Some you’d expect, others may surprise you. But now, thanks to tens of thousands of photos, we have a better idea what wildlife calls Calgary parks home.
The city-run project is called Calgary Captured. Its set up dozens of cameras in Calgary’s more than 8,000 hectares of park space.
“We’ve got about 65 wildlife cameras. These are solar powered, remotely triggered, work-day-and-night cameras we use just to pick up pictures of critters that pass in front of the camera,” Chris Manderson with the City of Calgary parks department said.
The project uses a website called zooniverse to post the pictures online. From there, anyone from anywhere can see the photos and help classify what animals they see for free.
The pictures have been up online since February and so far more than 2,400 people have signed up to help identify thousands of photos.
The Miistakis Institute helps the city manage the project.
“It’s really exciting, a lot of people don’t know what occurs in Calgary’s parks and might be surprised we have so much biodiversity right in the city,” Nicole Kahal with the Miistakis Institute said.
As for what’s been found — there are some surprises.

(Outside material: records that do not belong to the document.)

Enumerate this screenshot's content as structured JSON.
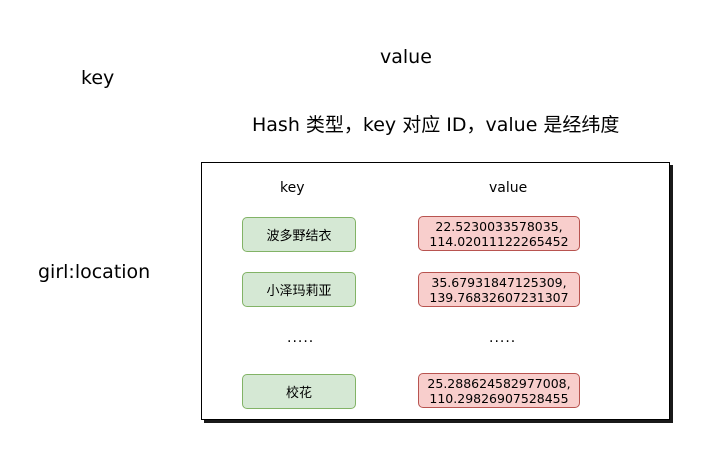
{
  "labels": {
    "top_key": "key",
    "top_value": "value",
    "description": "Hash 类型，key 对应 ID，value 是经纬度",
    "hash_name": "girl:location"
  },
  "table": {
    "key_header": "key",
    "value_header": "value",
    "rows": [
      {
        "key": "波多野结衣",
        "value_line1": "22.5230033578035,",
        "value_line2": "114.02011122265452"
      },
      {
        "key": "小泽玛莉亚",
        "value_line1": "35.67931847125309,",
        "value_line2": "139.76832607231307"
      },
      {
        "key": "校花",
        "value_line1": "25.288624582977008,",
        "value_line2": "110.29826907528455"
      }
    ],
    "ellipsis_key": ".....",
    "ellipsis_value": "....."
  },
  "colors": {
    "key_fill": "#d5e8d4",
    "key_border": "#82b366",
    "value_fill": "#f8cecc",
    "value_border": "#b85450"
  }
}
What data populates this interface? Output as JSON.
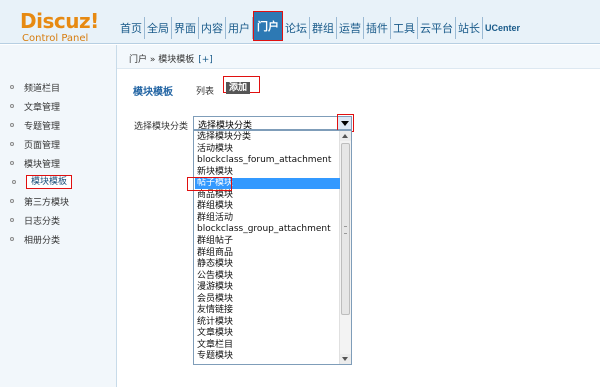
{
  "header": {
    "logo_main": "Discuz!",
    "logo_sub": "Control Panel",
    "nav": [
      "首页",
      "全局",
      "界面",
      "内容",
      "用户",
      "门户",
      "论坛",
      "群组",
      "运营",
      "插件",
      "工具",
      "云平台",
      "站长",
      "UCenter"
    ],
    "active_nav": "门户"
  },
  "sidebar": {
    "items": [
      "频道栏目",
      "文章管理",
      "专题管理",
      "页面管理",
      "模块管理",
      "模块模板",
      "第三方模块",
      "日志分类",
      "相册分类"
    ],
    "active_item": "模块模板"
  },
  "breadcrumb": {
    "text": "门户 » 模块模板",
    "add_link": "[+]"
  },
  "main": {
    "title": "模块模板",
    "tab_list": "列表",
    "tab_add": "添加",
    "field_label": "选择模块分类",
    "select_value": "选择模块分类",
    "options": [
      "选择模块分类",
      "活动模块",
      "blockclass_forum_attachment",
      "新块模块",
      "帖子模块",
      "商品模块",
      "群组模块",
      "群组活动",
      "blockclass_group_attachment",
      "群组帖子",
      "群组商品",
      "静态模块",
      "公告模块",
      "漫游模块",
      "会员模块",
      "友情链接",
      "统计模块",
      "文章模块",
      "文章栏目",
      "专题模块"
    ],
    "selected_option": "帖子模块"
  },
  "colors": {
    "accent": "#2d79b4",
    "highlight_border": "#e01010",
    "selection": "#3399ff",
    "logo": "#e78a12"
  }
}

“Some of the unusual ones are the long-tailed weasel species of concern provisionally,” Manderson said. “Northern flying squirrels have shown up in the Weasel Head and Fish Creek parks. They’re nocturnal, so to see one on a tree in the dark a neat find. Pine marten showed up in Weasel Head so that’s a new one for us as well.”
Some of the other species that have been identified are beavers, cougars, deer, raccoons, porcupine, bobcats and black bears. A variety of birds and other animals have also been captured including raptors, songbirds, cattle, hares, butterflies and even ticks.